Drop in antidepressant use seen during pregnancy
A marked fall in antidepressant use occurs when women first learn that they are pregnant, according to a report.
“It is alarming to see that there is still a fear regarding antidepressant use during pregnancy. We knew that some women were going to discontinue using their antidepressants during pregnancy but we didn’t think it would be so prevalent and inappropriately used (amongst those who remain on it),” senior author Dr. Anick Berard told Reuters Health.
“The risks of untreated depression during pregnancy are significant,” Berard, from the CHU Sainte-Justine Hospital in Montreal, said. “Given the safety of most antidepressants during pregnancy, a careful evaluation of the risk/benefit ratio should be done before deciding to discontinue their use. Although physicians and women think they are protecting their unborn child, they might be doing just the contrary.”

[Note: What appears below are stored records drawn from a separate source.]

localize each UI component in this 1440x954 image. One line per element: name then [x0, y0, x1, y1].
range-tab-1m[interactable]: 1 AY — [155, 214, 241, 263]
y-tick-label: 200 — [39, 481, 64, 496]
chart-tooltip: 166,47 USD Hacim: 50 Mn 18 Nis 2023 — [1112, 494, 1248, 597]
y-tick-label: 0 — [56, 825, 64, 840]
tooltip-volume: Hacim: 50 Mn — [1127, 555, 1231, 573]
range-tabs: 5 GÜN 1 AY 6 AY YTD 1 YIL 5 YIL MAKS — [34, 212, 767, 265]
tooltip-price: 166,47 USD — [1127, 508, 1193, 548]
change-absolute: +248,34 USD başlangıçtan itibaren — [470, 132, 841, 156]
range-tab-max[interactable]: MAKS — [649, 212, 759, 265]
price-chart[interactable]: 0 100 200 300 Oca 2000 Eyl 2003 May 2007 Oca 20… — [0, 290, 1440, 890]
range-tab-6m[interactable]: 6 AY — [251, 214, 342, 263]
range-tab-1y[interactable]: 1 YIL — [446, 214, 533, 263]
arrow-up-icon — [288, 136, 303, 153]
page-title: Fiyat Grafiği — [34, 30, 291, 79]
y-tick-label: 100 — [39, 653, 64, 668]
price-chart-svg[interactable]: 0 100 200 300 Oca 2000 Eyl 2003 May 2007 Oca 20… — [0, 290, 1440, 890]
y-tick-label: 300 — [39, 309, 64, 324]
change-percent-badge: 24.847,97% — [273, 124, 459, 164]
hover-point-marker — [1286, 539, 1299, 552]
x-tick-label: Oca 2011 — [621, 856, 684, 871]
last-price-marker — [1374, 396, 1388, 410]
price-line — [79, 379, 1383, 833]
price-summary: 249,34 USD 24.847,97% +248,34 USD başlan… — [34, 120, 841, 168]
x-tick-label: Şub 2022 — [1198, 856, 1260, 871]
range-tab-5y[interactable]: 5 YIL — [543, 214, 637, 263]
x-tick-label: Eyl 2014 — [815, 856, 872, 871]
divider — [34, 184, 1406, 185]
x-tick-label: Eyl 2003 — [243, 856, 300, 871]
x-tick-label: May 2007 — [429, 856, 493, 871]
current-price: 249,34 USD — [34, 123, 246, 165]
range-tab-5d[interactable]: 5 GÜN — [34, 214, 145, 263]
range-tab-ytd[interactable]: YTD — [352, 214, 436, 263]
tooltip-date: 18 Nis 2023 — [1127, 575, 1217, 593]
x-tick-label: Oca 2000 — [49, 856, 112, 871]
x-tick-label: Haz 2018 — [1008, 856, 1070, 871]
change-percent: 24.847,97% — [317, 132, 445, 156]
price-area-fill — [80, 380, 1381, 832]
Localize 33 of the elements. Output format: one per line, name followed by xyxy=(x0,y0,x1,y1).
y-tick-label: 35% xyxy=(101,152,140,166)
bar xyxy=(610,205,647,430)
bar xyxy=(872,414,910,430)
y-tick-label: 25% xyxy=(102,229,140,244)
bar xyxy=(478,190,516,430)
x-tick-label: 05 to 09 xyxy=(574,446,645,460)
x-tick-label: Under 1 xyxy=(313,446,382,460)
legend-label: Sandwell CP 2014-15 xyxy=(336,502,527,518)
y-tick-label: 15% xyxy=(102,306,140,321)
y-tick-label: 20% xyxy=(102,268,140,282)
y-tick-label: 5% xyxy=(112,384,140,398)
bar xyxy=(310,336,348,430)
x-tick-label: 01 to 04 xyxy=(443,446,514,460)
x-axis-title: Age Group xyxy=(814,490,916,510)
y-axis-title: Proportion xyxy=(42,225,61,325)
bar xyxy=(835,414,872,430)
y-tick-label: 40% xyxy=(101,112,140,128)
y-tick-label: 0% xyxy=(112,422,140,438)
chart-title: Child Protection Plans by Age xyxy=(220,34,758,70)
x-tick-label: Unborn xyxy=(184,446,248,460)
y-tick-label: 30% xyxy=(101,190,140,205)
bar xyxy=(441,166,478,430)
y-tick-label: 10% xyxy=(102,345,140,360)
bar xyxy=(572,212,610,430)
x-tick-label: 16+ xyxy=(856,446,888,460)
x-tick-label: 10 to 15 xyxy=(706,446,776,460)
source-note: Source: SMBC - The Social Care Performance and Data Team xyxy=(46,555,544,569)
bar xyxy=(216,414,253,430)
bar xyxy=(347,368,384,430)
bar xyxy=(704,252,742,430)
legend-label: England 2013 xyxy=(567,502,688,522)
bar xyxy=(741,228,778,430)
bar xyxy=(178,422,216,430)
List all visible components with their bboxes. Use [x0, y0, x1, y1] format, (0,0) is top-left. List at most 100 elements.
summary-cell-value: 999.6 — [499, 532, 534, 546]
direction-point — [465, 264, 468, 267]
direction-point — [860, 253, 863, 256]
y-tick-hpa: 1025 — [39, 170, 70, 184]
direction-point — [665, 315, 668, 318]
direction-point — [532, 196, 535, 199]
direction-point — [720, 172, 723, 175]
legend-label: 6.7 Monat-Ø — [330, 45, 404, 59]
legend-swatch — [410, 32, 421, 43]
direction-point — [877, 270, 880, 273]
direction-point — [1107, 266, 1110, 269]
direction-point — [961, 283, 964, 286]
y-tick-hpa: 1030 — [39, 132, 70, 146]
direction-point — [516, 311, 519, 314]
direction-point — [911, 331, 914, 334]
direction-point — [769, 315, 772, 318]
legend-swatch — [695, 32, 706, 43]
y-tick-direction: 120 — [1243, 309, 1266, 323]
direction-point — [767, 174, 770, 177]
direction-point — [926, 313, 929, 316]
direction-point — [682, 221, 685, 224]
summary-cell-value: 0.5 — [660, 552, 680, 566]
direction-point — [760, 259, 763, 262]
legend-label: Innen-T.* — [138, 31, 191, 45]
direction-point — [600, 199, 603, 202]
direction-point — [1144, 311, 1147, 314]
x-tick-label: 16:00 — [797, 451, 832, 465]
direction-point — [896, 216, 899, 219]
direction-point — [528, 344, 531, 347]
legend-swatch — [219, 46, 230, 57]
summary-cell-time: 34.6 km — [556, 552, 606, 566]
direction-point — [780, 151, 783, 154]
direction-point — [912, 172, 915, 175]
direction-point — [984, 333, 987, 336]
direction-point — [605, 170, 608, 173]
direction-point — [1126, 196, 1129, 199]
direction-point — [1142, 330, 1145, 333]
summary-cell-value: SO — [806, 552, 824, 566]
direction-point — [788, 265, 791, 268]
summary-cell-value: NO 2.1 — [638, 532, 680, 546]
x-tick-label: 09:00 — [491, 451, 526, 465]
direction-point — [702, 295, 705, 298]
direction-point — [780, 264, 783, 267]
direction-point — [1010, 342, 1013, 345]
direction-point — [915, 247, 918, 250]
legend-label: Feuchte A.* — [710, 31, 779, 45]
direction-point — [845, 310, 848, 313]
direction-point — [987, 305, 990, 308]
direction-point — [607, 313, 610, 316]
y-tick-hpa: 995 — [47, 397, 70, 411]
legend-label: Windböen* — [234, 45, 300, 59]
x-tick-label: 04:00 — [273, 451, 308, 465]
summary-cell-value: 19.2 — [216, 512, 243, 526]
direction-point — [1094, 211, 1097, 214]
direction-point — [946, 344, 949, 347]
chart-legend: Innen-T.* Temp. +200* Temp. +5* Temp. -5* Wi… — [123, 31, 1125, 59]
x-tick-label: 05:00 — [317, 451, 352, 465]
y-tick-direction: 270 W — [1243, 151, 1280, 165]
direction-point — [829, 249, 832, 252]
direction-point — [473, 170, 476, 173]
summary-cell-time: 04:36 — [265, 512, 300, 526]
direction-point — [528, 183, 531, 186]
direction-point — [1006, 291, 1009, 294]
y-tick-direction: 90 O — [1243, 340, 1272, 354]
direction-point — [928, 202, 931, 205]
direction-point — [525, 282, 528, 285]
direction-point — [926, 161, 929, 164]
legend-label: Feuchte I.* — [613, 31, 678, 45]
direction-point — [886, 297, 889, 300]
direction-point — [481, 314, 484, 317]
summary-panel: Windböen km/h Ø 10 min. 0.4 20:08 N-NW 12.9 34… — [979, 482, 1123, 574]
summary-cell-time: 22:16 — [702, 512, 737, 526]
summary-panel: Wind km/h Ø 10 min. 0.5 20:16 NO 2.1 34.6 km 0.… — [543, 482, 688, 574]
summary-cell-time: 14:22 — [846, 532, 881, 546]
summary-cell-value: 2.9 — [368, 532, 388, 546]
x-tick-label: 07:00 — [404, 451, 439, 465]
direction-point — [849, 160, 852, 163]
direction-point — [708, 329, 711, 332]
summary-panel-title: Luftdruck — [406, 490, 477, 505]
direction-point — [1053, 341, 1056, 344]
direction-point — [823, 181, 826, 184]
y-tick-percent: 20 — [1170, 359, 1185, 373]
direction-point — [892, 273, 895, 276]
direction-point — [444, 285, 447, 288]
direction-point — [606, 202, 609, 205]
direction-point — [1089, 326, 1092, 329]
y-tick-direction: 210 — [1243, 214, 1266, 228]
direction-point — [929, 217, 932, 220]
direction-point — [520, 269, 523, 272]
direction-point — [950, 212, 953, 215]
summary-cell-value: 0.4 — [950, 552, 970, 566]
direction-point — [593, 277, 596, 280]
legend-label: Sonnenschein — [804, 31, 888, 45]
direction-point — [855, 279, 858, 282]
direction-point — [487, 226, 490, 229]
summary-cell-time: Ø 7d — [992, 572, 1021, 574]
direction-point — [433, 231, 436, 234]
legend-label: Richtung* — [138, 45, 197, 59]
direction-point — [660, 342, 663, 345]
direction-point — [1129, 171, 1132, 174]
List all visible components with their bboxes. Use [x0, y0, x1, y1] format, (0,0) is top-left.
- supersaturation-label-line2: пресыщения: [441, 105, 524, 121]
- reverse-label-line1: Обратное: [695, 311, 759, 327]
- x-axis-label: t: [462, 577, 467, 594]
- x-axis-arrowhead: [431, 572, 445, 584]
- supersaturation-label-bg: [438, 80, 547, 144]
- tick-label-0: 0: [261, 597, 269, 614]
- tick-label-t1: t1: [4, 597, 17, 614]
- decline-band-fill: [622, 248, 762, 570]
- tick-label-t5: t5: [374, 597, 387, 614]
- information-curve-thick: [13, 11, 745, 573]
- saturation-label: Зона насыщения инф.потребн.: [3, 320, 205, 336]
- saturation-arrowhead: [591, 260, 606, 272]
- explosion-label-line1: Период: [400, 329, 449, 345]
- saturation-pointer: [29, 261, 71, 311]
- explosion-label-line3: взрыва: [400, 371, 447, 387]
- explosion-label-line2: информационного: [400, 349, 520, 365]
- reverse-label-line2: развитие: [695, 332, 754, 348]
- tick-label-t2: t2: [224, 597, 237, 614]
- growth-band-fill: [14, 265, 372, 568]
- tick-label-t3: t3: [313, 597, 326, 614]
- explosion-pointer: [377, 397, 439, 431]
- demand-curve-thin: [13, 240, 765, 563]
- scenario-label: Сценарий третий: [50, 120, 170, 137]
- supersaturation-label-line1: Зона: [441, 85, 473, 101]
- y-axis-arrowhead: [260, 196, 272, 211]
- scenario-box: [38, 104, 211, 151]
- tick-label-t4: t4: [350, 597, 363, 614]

The study included 97,680 women in Quebec who were pregnant between 1998 and 2002. Of these women, 6427 (6.6 percent) were antidepressant users in the 12 months prior to the first day of gestation. In the 12 months after the end of pregnancy, however, the prevalence climbed to 7.0 percent, significantly higher than the prepregnancy rate.
During the first trimester of pregnancy, the prevalence of antidepressant use fell to 3.7 percent. Moreover, antidepressant doses below those recommended were used 7.7 percent of the time and 4.7 percent of patients switched to a different class of antidepressants.
Some of the predictors of antidepressant use during pregnancy included older age of the mom-to-be, living on welfare, having at least two different prescribers, and having at least one diagnosis of depression in the year before pregnancy.
In a related editorial, Dr. V. O’Keane and Dr. M. S. Marsh, from King’s College Hospital in London, comment that “the new evidence…suggests that depression is probably seriously under treated during pregnancy is alarming in terms not only of the costs that the mother will pay as she enters the challenges of motherhood in a compromised manner but also the costs that the baby may have to carry for the rest of its life.”